Heavens! what a relief it is to see people self-poised and satisfied with their honest occupations, making no attempt to veneer them over with a thin polish of gentility. Such I am happy to say there still are, in humble circumstances, notwithstanding the bad example constantly set them by the moneyed class in our country, who are servilely and snobbishly bent on aping all the aristocratic absurdities of the old country. "Genteel!" Faugh! even the detestable expression-word "FUST-rate" is music to my ears after it.


After all, I am not sure that my sympathies are not enlisted much more strongly on the side of servants than of their mistresses, who at any moment can show them the door at their capricious will, without a passport to any other place of shelter. Their lot is often at best a hard one;—the best wages being a very inadequate equivalent for the great gulf which, in many cases, separates the servant from her employer as effectually, as if her woman's nature had no need of human love and human sympathy; as if she did not often bear her secret burden of sorrow with a heroism, which should cause a blush on the cheek of her who sits with folded hands in the parlor, all neglectful of woman's mission to her dependent sister. They who have listened vainly for kind words know how much they may lighten toil. They who have shut up in their aching hearts the grief which no friendly look or tone has ever unlocked, know how it will fester and rankle.
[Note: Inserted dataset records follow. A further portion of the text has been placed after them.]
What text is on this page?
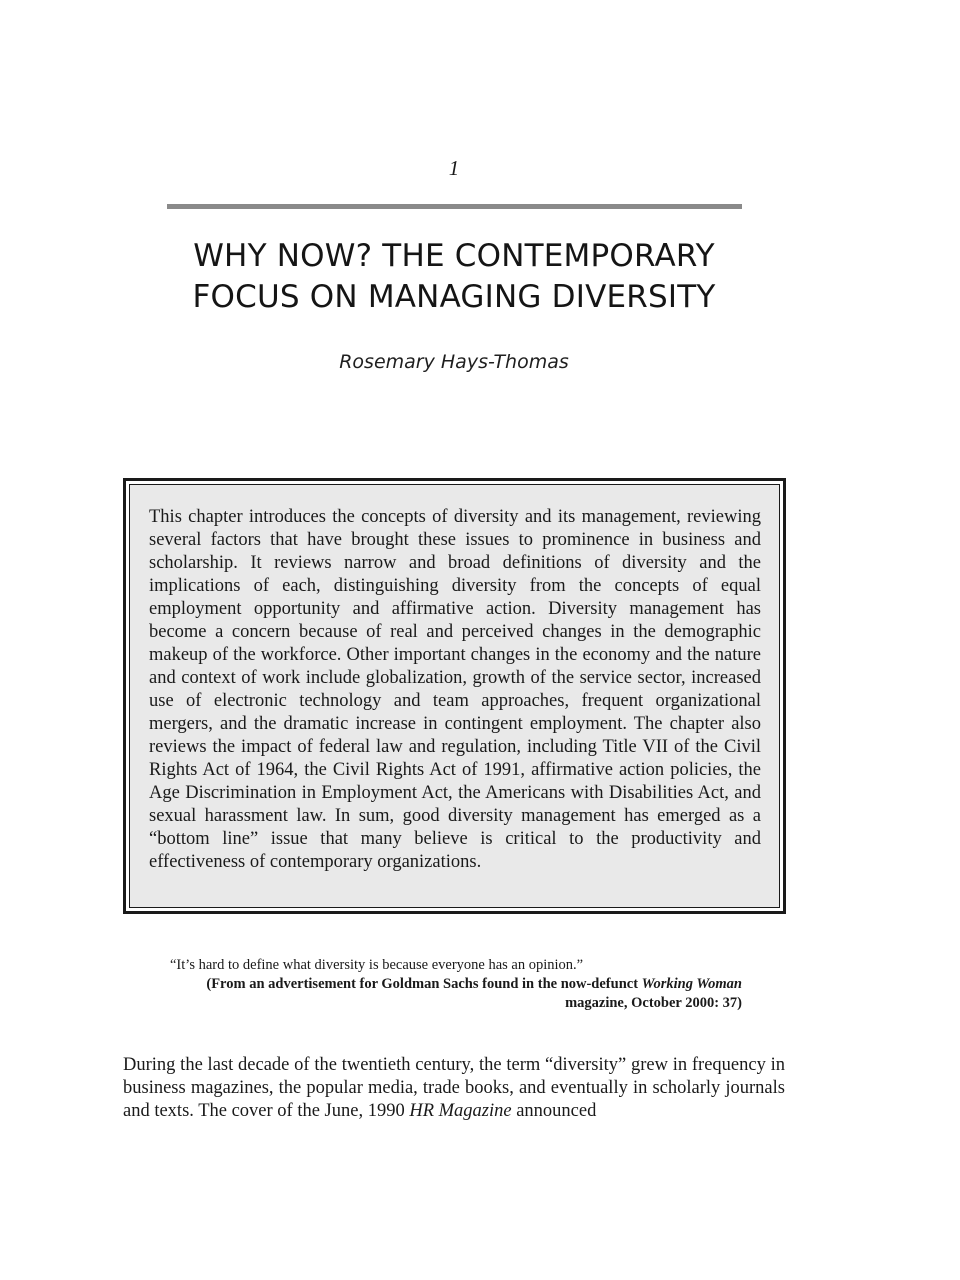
1
WHY NOW? THE CONTEMPORARY
FOCUS ON MANAGING DIVERSITY
Rosemary Hays-Thomas

This chapter introduces the concepts of diversity and its management, reviewing several factors that have brought these issues to prominence in business and scholarship. It reviews narrow and broad definitions of diversity and the implications of each, distinguishing diversity from the concepts of equal employment opportunity and affirmative action. Diversity management has become a concern because of real and perceived changes in the demographic makeup of the workforce. Other important changes in the economy and the nature and context of work include globalization, growth of the service sector, increased use of electronic technology and team approaches, frequent organizational mergers, and the dramatic increase in contingent employment. The chapter also reviews the impact of federal law and regulation, including Title VII of the Civil Rights Act of 1964, the Civil Rights Act of 1991, affirmative action policies, the Age Discrimination in Employment Act, the Americans with Disabilities Act, and sexual harassment law. In sum, good diversity management has emerged as a “bottom line” issue that many believe is critical to the productivity and effectiveness of contemporary organizations.

“It’s hard to define what diversity is because everyone has an opinion.”

(From an advertisement for Goldman Sachs found in the now-defunct Working Woman magazine, October 2000: 37)

During the last decade of the twentieth century, the term “diversity” grew in frequency in business magazines, the popular media, trade books, and eventually in scholarly journals and texts. The cover of the June, 1990 HR Magazine announced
They who have felt every ounce of their flesh taxed unrelentingly day by day to the utmost, with no approving "well done" to lighten slumber when the heavy yoke is nightly cast down, know what is servitude of soul, as well as body.
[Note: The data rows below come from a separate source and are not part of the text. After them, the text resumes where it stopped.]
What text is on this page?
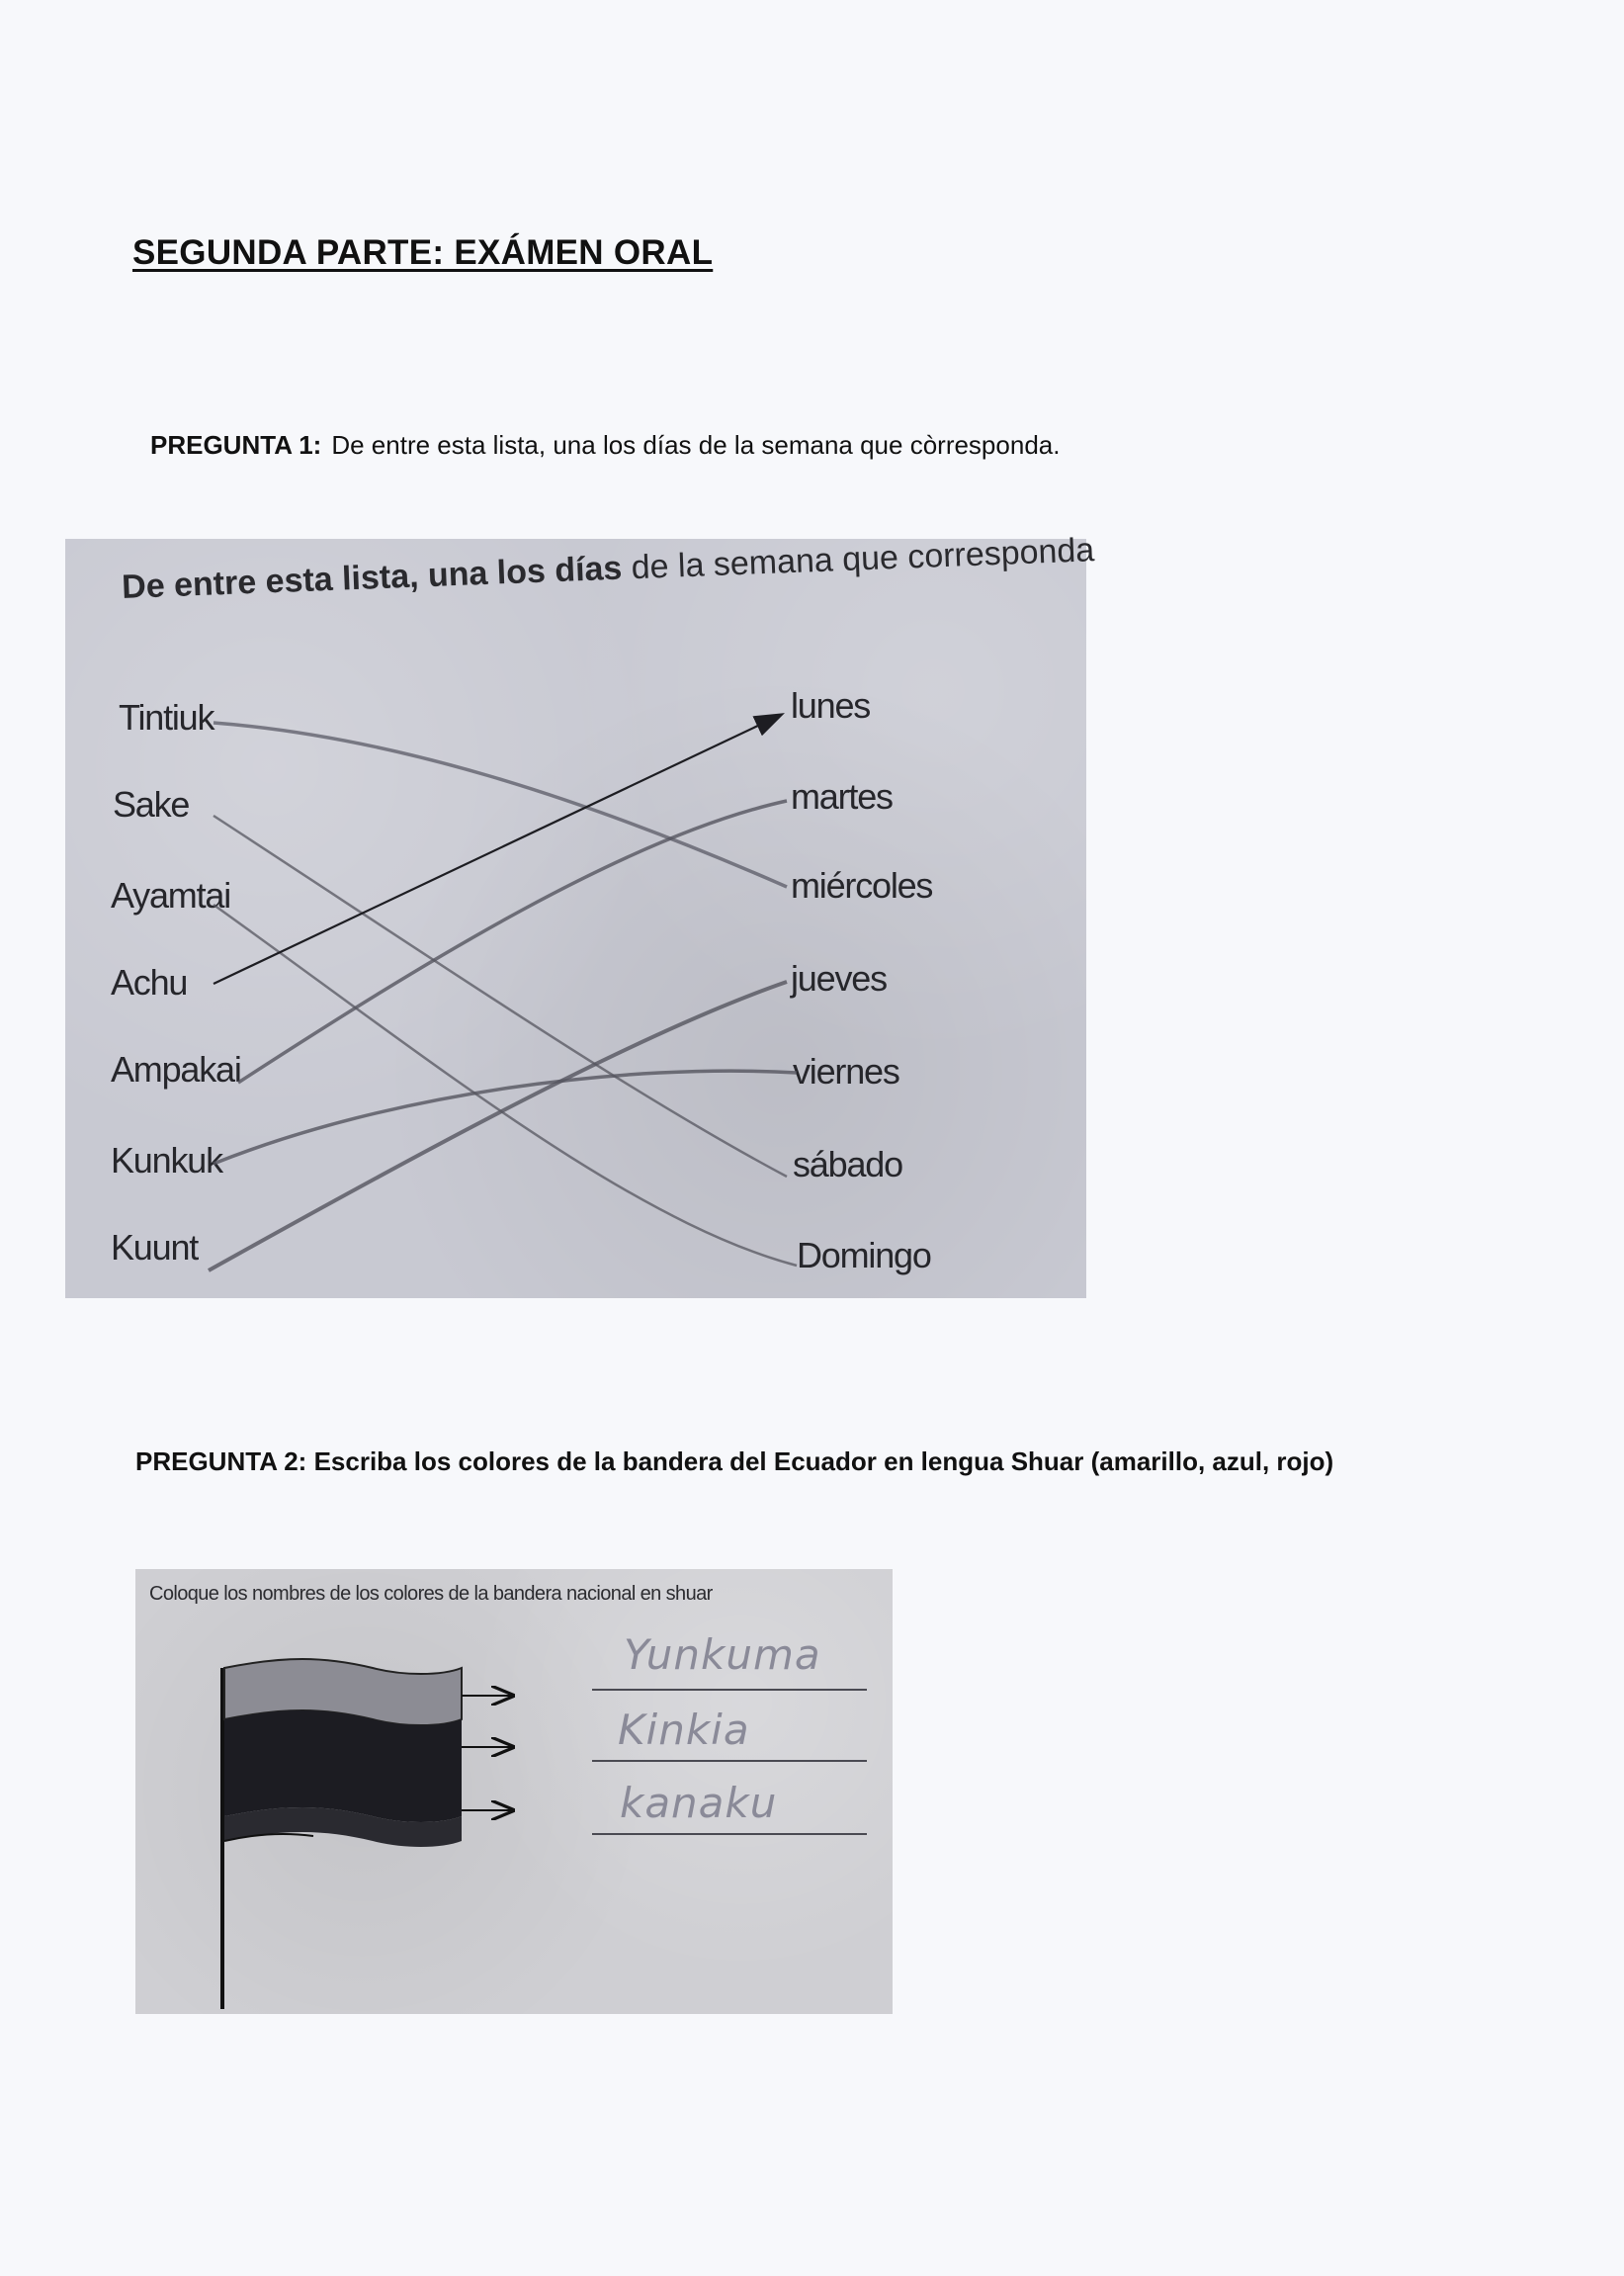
SEGUNDA PARTE: EXÁMEN ORAL
PREGUNTA 1: De entre esta lista, una los días de la semana que còrresponda.
De entre esta lista, una los días de la semana que corresponda
Tintiuk
Sake
Ayamtai
Achu
Ampakai
Kunkuk
Kuunt
lunes
martes
miércoles
jueves
viernes
sábado
Domingo
PREGUNTA 2: Escriba los colores de la bandera del Ecuador en lengua Shuar (amarillo, azul, rojo)
Coloque los nombres de los colores de la bandera nacional en shuar
Yunkuma
Kinkia
kanaku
I could wish that mistresses oftener thought of this; oftener sat down in the gloomy, underground kitchen or basement, and inquired after the absent mother, or brother, or sister, in the old country; oftener placed in the toil-hardened hand the book or paper, or pamphlet, to shorten the tedious evening in the comfortless kitchen, while the merry laugh in which the servant has no share, resounds from the cheerful parlor above.